The latest developer to jump on the 'I want to be popular and make a lot of money developing a roguelike' bandwagon is one Notch.
A roguelike developer's diary.
The latest developer to jump on the 'I want to be popular and make a lot of money developing a roguelike' bandwagon is one Notch.
6 comments:
Well, I can see two possible effects. The good one is obviously people stumbling across the term "Roguelike", do a search on it and some may fall in love with the genre.
On the other hand: Notch's followers might expect something completely different and get a wrong impression of the genre as Minicraft does not really have that much to do with a roguelike. And I don't know how much that will change with Minicraft 2... we'll have to see about that.
Ah well, let them. Popularity is not something the genre has in aboundance. Like kittens. And death.
i'm sure wont be buying that one after Notch couldn't deliver with Minecraft. =D better donate money to proper developers.
Sounds just like Terraria to me, but from a top-down rather than side-view perspective.
It sounds like Notch is just doing something for fun, he even said that he was doing it for no good reason. The problem is he made Minecraft and thus is expected to have talent from the gods leak from his fingers and perfect every game he will ever make from now on.

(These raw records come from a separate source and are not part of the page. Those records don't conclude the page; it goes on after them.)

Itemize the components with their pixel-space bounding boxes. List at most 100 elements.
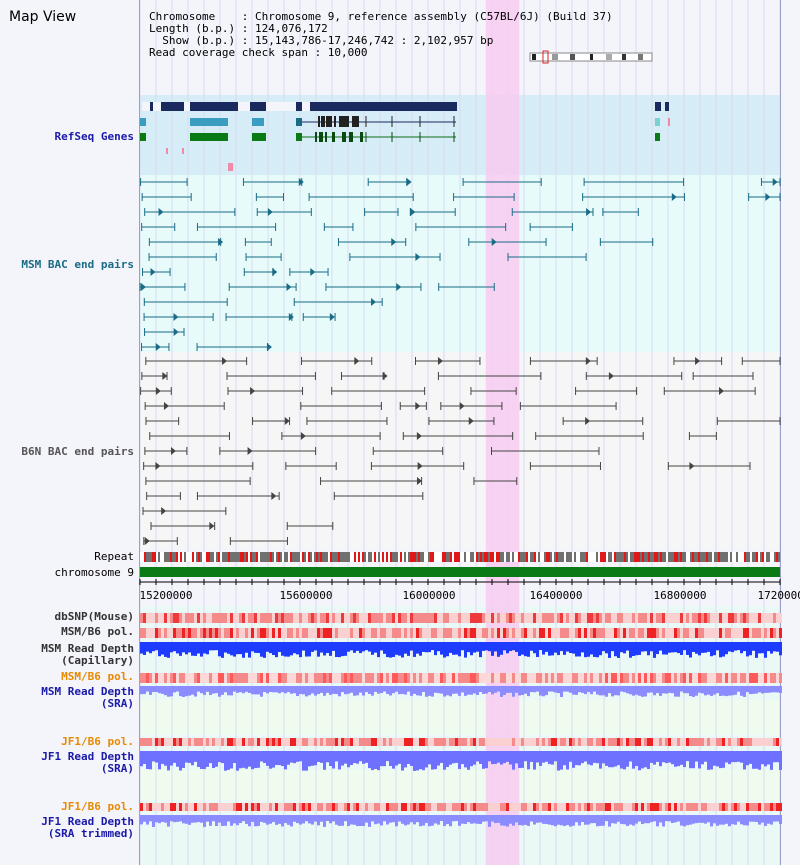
jf1-pol-cell — [476, 803, 479, 811]
track-label-refseq[interactable]: RefSeq Genes — [54, 130, 134, 143]
jf1-sra-depth-bar — [539, 751, 542, 766]
msm-capillary-depth-bar — [680, 642, 683, 655]
repeat-block — [672, 552, 674, 562]
jf1-trimmed-depth-bar — [239, 815, 242, 823]
repeat-block — [204, 552, 206, 562]
msm-pol-cell — [761, 628, 764, 638]
msm-pol-cell — [653, 628, 656, 638]
dbsnp-cell — [728, 613, 731, 623]
msm-sra-depth-bar — [704, 686, 707, 696]
jf1-sra-depth-bar — [524, 751, 527, 762]
jf1-pol-cell — [377, 803, 380, 811]
msm-capillary-depth-bar — [395, 642, 398, 655]
repeat-block — [178, 552, 180, 562]
msm-pol-cell — [401, 628, 404, 638]
msm-sra-depth-bar — [572, 686, 575, 695]
msm-pol-cell — [401, 673, 404, 683]
track-label-b6n-bac[interactable]: B6N BAC end pairs — [21, 445, 134, 458]
msm-pol-cell — [371, 628, 374, 638]
msm-pol-cell — [353, 628, 356, 638]
msm-pol-cell — [635, 673, 638, 683]
jf1-sra-depth-bar — [653, 751, 656, 765]
exon-mark — [361, 132, 363, 142]
dbsnp-cell — [296, 613, 299, 623]
msm-capillary-depth-bar — [491, 642, 494, 656]
msm-sra-depth-bar — [650, 686, 653, 693]
msm-pol-cell — [653, 673, 656, 683]
msm-sra-depth-bar — [440, 686, 443, 694]
msm-sra-depth-bar — [425, 686, 428, 697]
track-label-msm-bac[interactable]: MSM BAC end pairs — [21, 258, 134, 271]
msm-sra-depth-bar — [638, 686, 641, 696]
jf1-sra-depth-bar — [638, 751, 641, 771]
jf1-sra-depth-bar — [140, 751, 143, 767]
msm-pol-cell — [749, 673, 752, 683]
jf1-trimmed-depth-bar — [182, 815, 185, 824]
dbsnp-cell — [596, 613, 599, 623]
jf1-pol-cell — [455, 803, 458, 811]
jf1-pol-cell — [281, 803, 284, 811]
jf1-sra-depth-bar — [698, 751, 701, 769]
repeat-block — [312, 552, 314, 562]
msm-capillary-depth-bar — [146, 642, 149, 652]
msm-pol-cell — [626, 673, 629, 683]
dbsnp-cell — [383, 613, 386, 623]
b6n-bac-pair-marker — [162, 372, 168, 380]
msm-bac-pair-marker — [288, 313, 294, 321]
jf1-pol-cell — [716, 738, 719, 746]
jf1-pol-cell — [149, 803, 152, 811]
msm-pol-cell — [743, 628, 746, 638]
jf1-sra-depth-bar — [500, 751, 503, 765]
msm-sra-depth-bar — [668, 686, 671, 693]
jf1-sra-depth-bar — [353, 751, 356, 764]
msm-pol-cell — [371, 673, 374, 683]
repeat-block — [526, 552, 528, 562]
repeat-block — [432, 552, 434, 562]
jf1-pol-cell — [470, 738, 473, 746]
dbsnp-cell — [371, 613, 374, 623]
repeat-block — [278, 552, 280, 562]
jf1-pol-cell — [224, 803, 227, 811]
jf1-trimmed-depth-bar — [410, 815, 413, 823]
repeat-block — [638, 552, 640, 562]
msm-capillary-depth-bar — [260, 642, 263, 657]
jf1-pol-cell — [671, 738, 674, 746]
jf1-sra-depth-bar — [377, 751, 380, 771]
dbsnp-cell — [275, 613, 278, 623]
jf1-sra-depth-bar — [530, 751, 533, 762]
jf1-trimmed-depth-bar — [170, 815, 173, 822]
jf1-pol-cell — [605, 738, 608, 746]
dbsnp-cell — [467, 613, 470, 623]
repeat-block — [268, 552, 270, 562]
dbsnp-cell — [143, 613, 146, 623]
jf1-pol-cell — [353, 803, 356, 811]
jf1-trimmed-depth-bar — [692, 815, 695, 824]
jf1-pol-cell — [359, 803, 362, 811]
jf1-sra-depth-bar — [749, 751, 752, 764]
jf1-pol-cell — [482, 803, 485, 811]
jf1-pol-cell — [638, 738, 641, 746]
b6n-bac-pair-marker — [468, 417, 474, 425]
repeat-block — [234, 552, 236, 562]
msm-sra-depth-bar — [143, 686, 146, 695]
msm-sra-depth-bar — [332, 686, 335, 694]
msm-pol-cell — [671, 628, 674, 638]
jf1-pol-cell — [212, 803, 215, 811]
jf1-sra-depth-bar — [452, 751, 455, 764]
msm-sra-depth-bar — [344, 686, 347, 695]
repeat-block — [196, 552, 198, 562]
msm-sra-depth-bar — [386, 686, 389, 694]
jf1-pol-cell — [626, 803, 629, 811]
jf1-pol-cell — [740, 738, 743, 746]
msm-capillary-depth-bar — [737, 642, 740, 651]
jf1-pol-cell — [287, 803, 290, 811]
jf1-pol-cell — [395, 738, 398, 746]
repeat-block — [504, 552, 506, 562]
msm-pol-cell — [320, 673, 323, 683]
msm-capillary-depth-bar — [650, 642, 653, 652]
repeat-block — [316, 552, 318, 562]
msm-capillary-depth-bar — [485, 642, 488, 651]
jf1-pol-cell — [467, 738, 470, 746]
msm-capillary-depth-bar — [338, 642, 341, 658]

If I announced that for no particular reason I was going to make a top down roguelike similar to Minecraft but a roguelike how many of you would care till I actually showed results?

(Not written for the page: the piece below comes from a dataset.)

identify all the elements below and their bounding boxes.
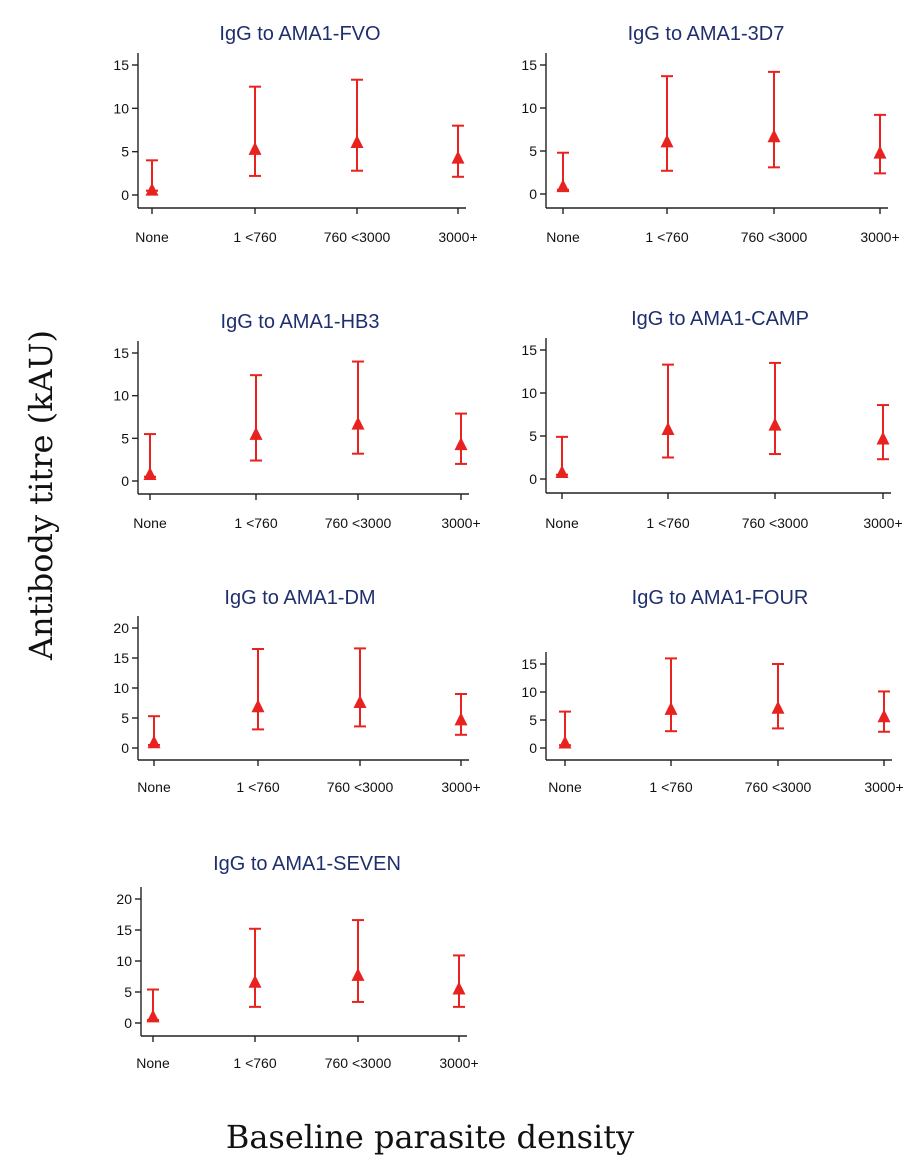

Of course there is the other side of things where since he did tell an interviewer he may actually intend a lot for it. Also he is a programmer and while its a bit of a stereotype, us programmers tend to like roguelikes so it may be a stealth way to spread the term around, after all if he had used some other term instead of roguelike and I did not know what it was then a Googling I would go.
Yes, poor Notch. On one hand it's easy to hate him thoroughly thanks to all his vacations, minecraft being unfinished yet "released", donating thousands upon thousands to each humble bundle instead of hiring more people to work on his game(s).
On the other he's still an indie developer with not that many games under his belt who stumbled into the limelight.
Don't think minicraft will have any impact on the roguelike scene. People only care about minecraft, as far as Notch's works go.